# What ATV you guys recommend for snow plowing?



## mcurtola (Jul 29, 2009)

Hey Guys new to the site here.

Live in Vancouver Canada and im gonna start a side business Plowing in the winter!

What ATV do you guys think is best that can handle the work load (brand, etc)

lots of residential and townhouse complexes also strip malls!!!! 

thanks for your help 

mike


----------



## mercer_me (Sep 13, 2008)

You mite want to look into getting a truck with a plow. But I have a 2004 Arctic Cat 500 4x4 with a 60'' plow. Your going to need a 500cc or bigger with 4wd and a 60'' plow IMO. I like Arctic Cat they are very tough machines. But your going to get lots of diferent opinions.


----------



## mcurtola (Jul 29, 2009)

ya i like the versatility of the atv getting into small corners thanks for your opinion u dont find the 60" plow to big


----------



## mercer_me (Sep 13, 2008)

mcurtola;790632 said:


> u dont find the 60" plow to big


I only use my ATV to plow in tight areas (any where I can't fit my 8' plow) around my house and it's not to big. Some times I wish it was bigger. There is no way I would go any smaller. If your going to plow alot, you should get a 60" plow IMO.


----------



## pushin 4 u (Aug 29, 2008)

*honda*

Hey bud, 2 yrs ago I bought a Honda rincon...Best atv for plowing IMO. The trans has a torque converter...just like your truck/car put it in D and you have 3 foward gears,N (self explained, R reverse with a pretty fast limiter. It will always be in the right gear, and no belts to slip. I also have a 2007 polaris rzr with a 60" Moose county blade. If you plan on plowing anything other than driveways get the county blade...TRUST ME ON THIS!!! If you get anything over 4" ish...straight blade doesn't throw far enough. I started my company with 2 atv's and look what I have now!!!payup Any more questions...feel free.


----------



## EaTmYtAiLpIpEs (Aug 23, 2007)

mercer_me;790602 said:


> You mite want to look into getting a truck with a plow. But I have a 2004 Arctic Cat 500 4x4 with a 60'' plow. Your going to need a 500cc or bigger with 4wd and a 60'' plow IMO. I like Arctic Cat they are very tough machines. But your going to get lots of diferent opinions.

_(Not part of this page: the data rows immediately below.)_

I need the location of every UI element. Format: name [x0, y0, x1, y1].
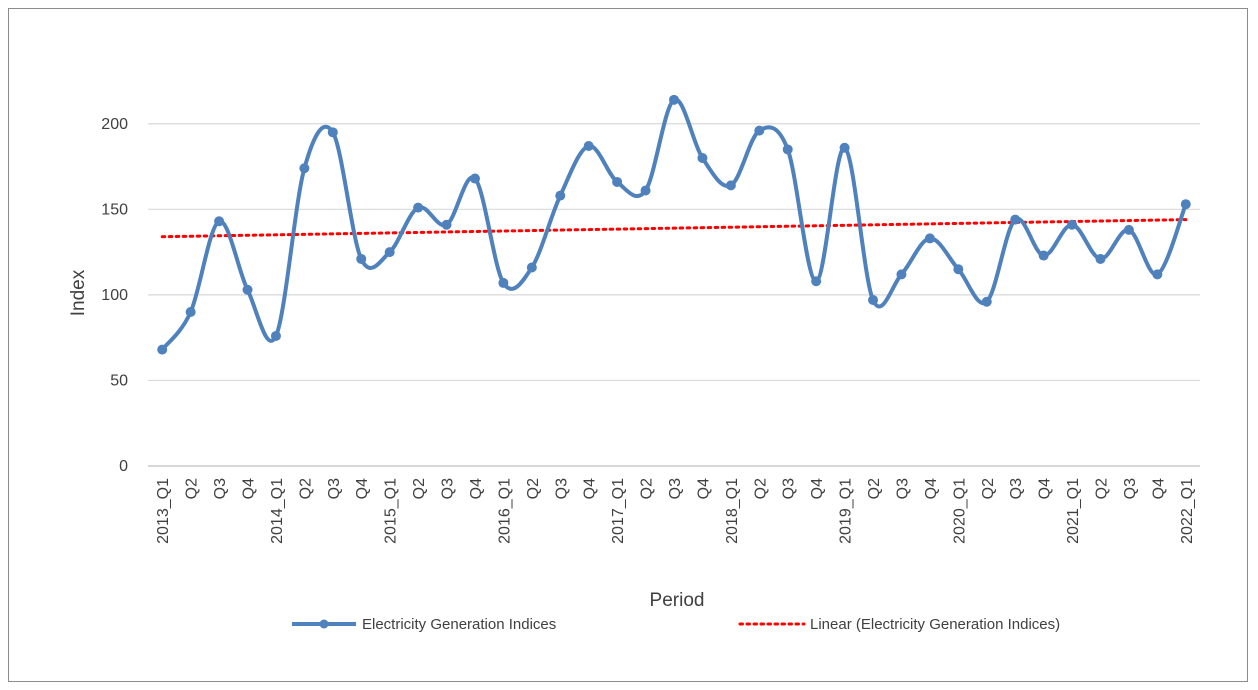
x-tick-label: Q2 — [184, 478, 201, 499]
x-tick-label: Q4 — [923, 478, 940, 499]
data-point — [413, 202, 424, 213]
y-tick-label: 200 — [101, 116, 128, 133]
data-point — [469, 173, 480, 184]
y-tick-label: 0 — [119, 458, 128, 475]
data-point — [356, 253, 367, 264]
x-tick-label: Q2 — [1093, 478, 1110, 499]
x-tick-label: 2021_Q1 — [1065, 478, 1082, 544]
x-tick-label: Q4 — [1037, 478, 1054, 499]
data-point — [697, 153, 708, 163]
x-tick-label: Q4 — [241, 478, 258, 499]
x-tick-label: Q4 — [582, 478, 599, 499]
data-point — [327, 127, 338, 138]
chart-frame — [8, 8, 1248, 682]
data-point — [214, 216, 225, 227]
data-point — [384, 247, 395, 258]
data-point — [1067, 219, 1078, 230]
data-point — [868, 295, 879, 306]
data-point — [583, 141, 594, 152]
data-point — [1180, 199, 1191, 210]
data-point — [1010, 214, 1021, 225]
y-axis-ticks: 0 50 100 150 200 — [101, 116, 128, 475]
data-point — [526, 262, 537, 273]
x-tick-label: Q3 — [667, 478, 684, 499]
x-tick-label: 2022_Q1 — [1179, 478, 1196, 544]
data-point — [782, 144, 793, 155]
x-tick-label: Q4 — [354, 478, 371, 499]
x-tick-label: 2014_Q1 — [269, 478, 286, 544]
data-point — [270, 330, 281, 341]
data-point — [669, 94, 679, 105]
data-point — [498, 277, 509, 288]
data-point — [1038, 250, 1049, 261]
data-point — [1095, 253, 1106, 264]
x-tick-label: Q3 — [1008, 478, 1025, 499]
x-tick-label: 2020_Q1 — [951, 478, 968, 544]
x-tick-label: 2017_Q1 — [610, 478, 627, 544]
x-tick-label: Q2 — [639, 478, 656, 499]
gridlines — [148, 123, 1200, 467]
x-tick-label: Q4 — [468, 478, 485, 499]
x-tick-label: Q3 — [781, 478, 798, 499]
x-axis-title: Period — [650, 590, 705, 611]
series-layer — [160, 97, 1188, 352]
series-line-electricity-generation — [160, 97, 1188, 352]
x-tick-label: Q3 — [326, 478, 343, 499]
data-point — [811, 276, 822, 287]
data-point — [555, 190, 566, 201]
x-tick-label: Q3 — [1122, 478, 1139, 499]
x-tick-label: 2016_Q1 — [496, 478, 513, 544]
data-point — [612, 176, 623, 187]
trendline-linear — [160, 218, 1188, 239]
data-point — [185, 307, 196, 317]
x-tick-label: Q4 — [809, 478, 826, 499]
data-point — [441, 219, 452, 230]
data-point — [242, 284, 253, 295]
data-point — [725, 180, 736, 191]
data-point — [754, 125, 765, 136]
data-point — [981, 296, 992, 307]
legend: Electricity Generation Indices Linear (E… — [292, 616, 1060, 633]
x-tick-label: 2019_Q1 — [838, 478, 855, 544]
data-point — [924, 233, 935, 244]
data-point — [953, 264, 964, 275]
x-tick-label: Q3 — [212, 478, 229, 499]
x-tick-label: 2013_Q1 — [155, 478, 172, 544]
x-tick-label: 2015_Q1 — [383, 478, 400, 544]
legend-label-series: Electricity Generation Indices — [362, 616, 556, 633]
x-axis-ticks: 2013_Q1 Q2 Q3 Q4 2014_Q1 Q2 Q3 Q4 2015_Q1 Q2 Q3 Q4 2… — [155, 478, 1196, 544]
x-tick-label: Q3 — [440, 478, 457, 499]
x-tick-label: Q2 — [980, 478, 997, 499]
y-axis-title: Index — [68, 269, 89, 316]
legend-marker-series — [319, 619, 329, 629]
x-tick-label: Q3 — [894, 478, 911, 499]
data-point — [896, 269, 907, 280]
data-point — [640, 185, 651, 196]
legend-label-trend: Linear (Electricity Generation Indices) — [810, 616, 1060, 633]
data-point — [1152, 269, 1163, 280]
data-point — [1123, 224, 1134, 235]
x-tick-label: 2018_Q1 — [724, 478, 741, 544]
data-point — [839, 142, 850, 153]
trendline-layer — [160, 218, 1188, 239]
data-point — [299, 163, 310, 174]
markers-layer — [157, 94, 1191, 355]
data-point — [157, 344, 168, 355]
x-tick-label: Q4 — [1150, 478, 1167, 499]
x-tick-label: Q2 — [752, 478, 769, 499]
x-tick-label: Q2 — [525, 478, 542, 499]
y-tick-label: 50 — [110, 372, 128, 389]
x-tick-label: Q2 — [297, 478, 314, 499]
x-tick-label: Q3 — [553, 478, 570, 499]
x-tick-label: Q2 — [411, 478, 428, 499]
y-tick-label: 150 — [101, 201, 128, 218]
y-tick-label: 100 — [101, 287, 128, 304]
x-tick-label: Q2 — [866, 478, 883, 499]
x-tick-label: Q4 — [695, 478, 712, 499]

I think like mercer said this might start a fight but I also think arctic cat is the best. I have an older one tho. I have 2 2000 arctic cat 500 4x4's. And these older ones are tough!!! and the newer ones are too.


----------



## shtuk (Sep 7, 2008)

One more vote for Arctic Cat. I plow the roads around my house with a 60" blade. I'm making actuated 16" wings for both sides this years so I can plow even more. The AC's are heavier than most other machines (in their respective classes) so better traction.


----------



## EaTmYtAiLpIpEs (Aug 23, 2007)

shtuk;790988 said:


> One more vote for Arctic Cat. I plow the roads around my house with a 60" blade. I'm making actuated 16" wings for both sides this years so I can plow even more. The AC's are heavier than most other machines (in their respective classes) so better traction.


yep much heavier. mine weighs around 100-150lbs more then other machines in the 500 class. and so are the newer ones. and even tho they are heavier they are still pretty quick too


----------



## S-205 (Feb 27, 2009)

One more for Arctic Cat, they are tough. I have a grizzly 660 with a 54`` blade, but I haven`t had a chance to use it yet. Low gear can be helpful too as well as diff lock. So look for that.


----------



## barker34 (Aug 8, 2009)

i have a 2003 suzuki eiger 400 that i plow with. it has a 5ft highway plow on it and its great. i have the heavy duty gorilla winch and its great


----------



## Badgerland WI (Dec 3, 2008)

mcurtola;790596 said:


> Hey Guys new to the site here.
> Live in Vancouver Canada and im gonna start a side business Plowing in the winter!
> What ATV do you guys think is best that can handle the work load (brand, etc)
> lots of residential and townhouse complexes also strip malls!!!!


Mike,

You might want to consider a Mini Truck as they are street legal in your neck of the woods. You get the tight turning radius and added weight potential which works out great for the locations you will be plowing. You can get some basic information HERE

Shoot me an email if you have more questions.


----------



## STREETGLIDE (Aug 20, 2009)

I have a 2008 suzuki kingquad 400 with a 48 inch plow works great for me with plenty of power. Manual shift.


----------



## IPLOWSNO (Oct 11, 2008)

god dam it you guys we already fought this out and it;s honda plain and simple, the problem is you meet the nicest people on a honda, but they don't brag, i'm not one of them people but caught on early in life THEY ARE THE BEST, hahaha

gotta love the way the rincon shifts, for the guys that don't know it's like a monster truck , no ****


----------



## plowboss (Oct 29, 2002)

found a brand new 2007 polaris 800 sportsman wth a 60" polaris plow, do walks that measure about 3500 lin ft by 6 ft wide every time it snows, works awesome. but we are able to store it on site in a heated space, so no starting issues. don't know if there would be any starting issues if it was stored in a non heated area. but it works great, troublefree first year. i'll update as winter goes on.


----------